Semuanya dipasrahkan kepada yang Kuasa sambil terus ikhtiar menata kehidupan,
menggapai mimpi yang belum sampai. Apalagi mau lebih mendekat kepada yang
menciptakan manusia dengan memperbaiki sholat, puasa, sholat malam dan
memperbanyak istighfar. Mengapa kok istighfar? Karena istighfar adalah
permintaan ampun atas kesalahan kepada Allah. Dengan terus menerus memohon
ampun dan bila Allah berkenan memberi ampunan niscaya ada pertolongan yang akan
diberikan untuk kelapangan jalan hidup.

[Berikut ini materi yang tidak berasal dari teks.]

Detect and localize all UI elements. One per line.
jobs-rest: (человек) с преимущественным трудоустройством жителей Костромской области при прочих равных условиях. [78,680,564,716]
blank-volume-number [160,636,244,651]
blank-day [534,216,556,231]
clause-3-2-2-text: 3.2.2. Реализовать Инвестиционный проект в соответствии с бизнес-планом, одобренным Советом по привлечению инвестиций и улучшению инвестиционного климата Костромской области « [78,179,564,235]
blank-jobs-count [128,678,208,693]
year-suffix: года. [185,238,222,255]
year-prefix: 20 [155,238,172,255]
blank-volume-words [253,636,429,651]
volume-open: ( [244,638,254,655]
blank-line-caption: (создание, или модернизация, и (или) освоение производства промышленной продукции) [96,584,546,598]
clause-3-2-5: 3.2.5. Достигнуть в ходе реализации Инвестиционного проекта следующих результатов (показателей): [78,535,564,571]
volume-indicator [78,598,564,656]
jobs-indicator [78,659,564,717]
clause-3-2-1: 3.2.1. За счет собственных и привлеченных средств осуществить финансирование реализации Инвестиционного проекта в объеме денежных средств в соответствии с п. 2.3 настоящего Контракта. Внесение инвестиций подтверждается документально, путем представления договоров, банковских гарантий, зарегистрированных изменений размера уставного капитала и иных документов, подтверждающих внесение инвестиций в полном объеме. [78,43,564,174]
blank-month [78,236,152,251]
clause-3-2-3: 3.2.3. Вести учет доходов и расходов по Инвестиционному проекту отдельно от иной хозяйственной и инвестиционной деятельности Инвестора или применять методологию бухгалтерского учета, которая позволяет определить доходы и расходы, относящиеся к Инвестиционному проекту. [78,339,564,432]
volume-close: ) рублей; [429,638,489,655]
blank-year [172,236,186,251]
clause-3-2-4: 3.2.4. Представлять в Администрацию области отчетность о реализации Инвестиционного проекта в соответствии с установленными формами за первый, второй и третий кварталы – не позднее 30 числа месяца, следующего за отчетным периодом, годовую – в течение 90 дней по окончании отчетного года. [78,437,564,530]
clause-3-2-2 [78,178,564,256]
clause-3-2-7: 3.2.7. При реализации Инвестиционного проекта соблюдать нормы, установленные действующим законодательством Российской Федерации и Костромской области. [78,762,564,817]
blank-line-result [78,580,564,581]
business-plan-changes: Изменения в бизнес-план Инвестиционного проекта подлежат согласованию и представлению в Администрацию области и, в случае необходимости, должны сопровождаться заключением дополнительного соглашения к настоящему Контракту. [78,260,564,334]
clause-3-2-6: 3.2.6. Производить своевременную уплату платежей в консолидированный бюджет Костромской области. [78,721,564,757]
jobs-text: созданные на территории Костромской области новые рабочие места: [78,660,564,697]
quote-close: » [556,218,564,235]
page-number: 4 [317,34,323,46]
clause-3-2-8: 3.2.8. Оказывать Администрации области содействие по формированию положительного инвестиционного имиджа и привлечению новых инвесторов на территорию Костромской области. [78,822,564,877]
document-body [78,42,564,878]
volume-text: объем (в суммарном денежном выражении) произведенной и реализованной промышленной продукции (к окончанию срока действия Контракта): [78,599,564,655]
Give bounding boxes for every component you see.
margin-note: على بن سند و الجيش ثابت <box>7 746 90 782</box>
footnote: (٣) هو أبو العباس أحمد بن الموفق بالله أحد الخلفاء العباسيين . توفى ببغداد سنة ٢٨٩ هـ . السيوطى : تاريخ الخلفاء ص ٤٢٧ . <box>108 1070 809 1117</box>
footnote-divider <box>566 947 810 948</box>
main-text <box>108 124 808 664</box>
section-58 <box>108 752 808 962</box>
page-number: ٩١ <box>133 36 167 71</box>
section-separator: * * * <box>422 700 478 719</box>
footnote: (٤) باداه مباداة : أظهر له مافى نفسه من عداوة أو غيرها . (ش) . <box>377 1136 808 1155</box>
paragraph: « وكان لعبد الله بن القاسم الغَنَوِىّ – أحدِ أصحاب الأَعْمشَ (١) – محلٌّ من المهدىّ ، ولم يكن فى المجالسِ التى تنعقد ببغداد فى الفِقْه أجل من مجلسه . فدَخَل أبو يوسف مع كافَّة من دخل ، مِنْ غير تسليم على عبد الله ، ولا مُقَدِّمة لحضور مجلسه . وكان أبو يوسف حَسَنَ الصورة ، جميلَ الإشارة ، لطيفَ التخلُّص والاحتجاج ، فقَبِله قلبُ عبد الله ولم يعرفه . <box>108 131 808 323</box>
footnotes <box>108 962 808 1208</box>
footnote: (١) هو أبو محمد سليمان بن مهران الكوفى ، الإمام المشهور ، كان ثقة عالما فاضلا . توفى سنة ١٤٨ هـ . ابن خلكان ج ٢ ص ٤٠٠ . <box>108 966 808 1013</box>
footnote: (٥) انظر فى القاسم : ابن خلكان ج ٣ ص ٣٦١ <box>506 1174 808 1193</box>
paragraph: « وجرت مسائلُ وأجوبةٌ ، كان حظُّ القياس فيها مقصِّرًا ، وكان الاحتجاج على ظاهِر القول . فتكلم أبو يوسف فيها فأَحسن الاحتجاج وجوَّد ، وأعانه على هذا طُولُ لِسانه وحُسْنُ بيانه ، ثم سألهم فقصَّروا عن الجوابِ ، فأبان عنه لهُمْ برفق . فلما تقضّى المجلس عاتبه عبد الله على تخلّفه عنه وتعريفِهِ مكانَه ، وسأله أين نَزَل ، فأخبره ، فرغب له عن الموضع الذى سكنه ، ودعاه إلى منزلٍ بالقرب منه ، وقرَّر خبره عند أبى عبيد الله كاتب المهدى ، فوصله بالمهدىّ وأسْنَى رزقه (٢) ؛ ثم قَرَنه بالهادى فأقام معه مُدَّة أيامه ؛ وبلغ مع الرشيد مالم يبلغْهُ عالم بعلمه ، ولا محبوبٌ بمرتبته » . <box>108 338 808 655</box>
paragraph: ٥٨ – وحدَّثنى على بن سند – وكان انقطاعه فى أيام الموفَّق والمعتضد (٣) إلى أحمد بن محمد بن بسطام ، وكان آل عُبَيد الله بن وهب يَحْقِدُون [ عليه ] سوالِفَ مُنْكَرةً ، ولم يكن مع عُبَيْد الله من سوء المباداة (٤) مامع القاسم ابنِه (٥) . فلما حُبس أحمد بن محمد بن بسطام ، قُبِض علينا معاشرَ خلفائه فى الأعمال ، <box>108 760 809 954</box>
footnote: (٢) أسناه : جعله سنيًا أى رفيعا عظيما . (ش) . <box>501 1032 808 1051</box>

Lalu berusaha menekuni profesi yang
ada. Mungkin profesi yang sudah dipegang adalah salah satu maisyah yang
disediakan Tuhan. Penghasilan yang diterima disyukuri. Bila ini sudah dilakukan
insya Allah Gusti Allah akan memberi nikmat yang berlipat.
Bila orang kaya banyak hutang ya
itu bukan bualan. Memang seperti itu. Orang Tionghoa melakukan hutang karena
untuk memperbesar usahanya. Sehingga ada sirkulasi keuangan yang maton dan
mantap. Sehingga tidak ada kebingunan untuk membayar hutangnya. Inilah yang
namanya hutang sehat. Hutang yang digunakan untuk kebutuhan produktif bukan
konsumtif semata. Sehingga ada kemampuan untuk membayar dan tidak membebani
dalam hidup. Wallahu a’lam bi al shawab.